The Psychology of Minimalist and Abstract Art
Ever wonder why you find some minimalist or abstract art so appealing? There could be some science to it.

Take the now-famous seagull experiment. When a mother seagull brings her chicks food, the babies peck at her beak, which has a red dot on it. Chicks will peck just as much at both the disembodied head of a mother -- creepy, I know -- or even a popsicle stick with a red dot on it.
But it gets even weirder, as V.S. Ramachandran, a neuroscientist, and William Hirstein, who specializes in the philosophy of the mind, explained in a popular 1999 paper titled "The Science of Art:"
[A] very long, thin brown stick, with three red stripes at the end is even more effective in eliciting pecks than the original beak, even though it looks nothing like a beak to a human observer.
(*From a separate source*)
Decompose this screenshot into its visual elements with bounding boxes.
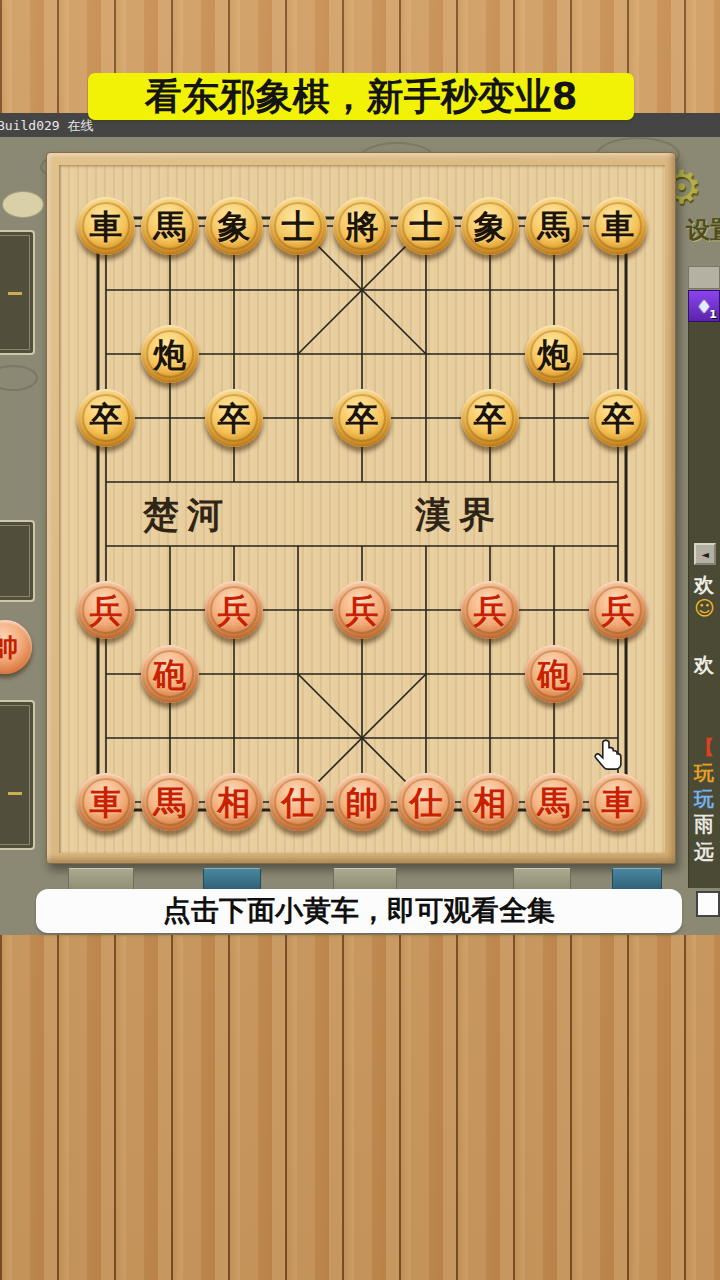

The gull's form recognition areas are obviously wired-up in such a way that Tinbergen had inadvertently produced a super stimulus, or a caricature in 'beak space' (e.g. the neurons in the gull's brain might embody the rule 'more red contour the better'). Indeed, if there were an art gallery in the world of the seagull, this 'super beak' would qualify as a great work of art--a Picasso.
That last part is obviously an extrapolation, but the finding is still bizarre. There are other examples of peak shift, too. A rat that is conditioned to respond to a rectangle, but not a square -- by getting food when the former is presented -- will have a more vigorous response to a rectangle that is longer and skinnier than the original. The more exaggerated the rectangle, the better. Ramachandran argues that this is what artists and caricaturists often do: find the essence of what they want to depict, magnify it and throw out the rest.
Of course this isn't a definitive explanation of the appeal of art, but it does offer a new way of thinking about our reaction to it: essence may matter more than intricacy.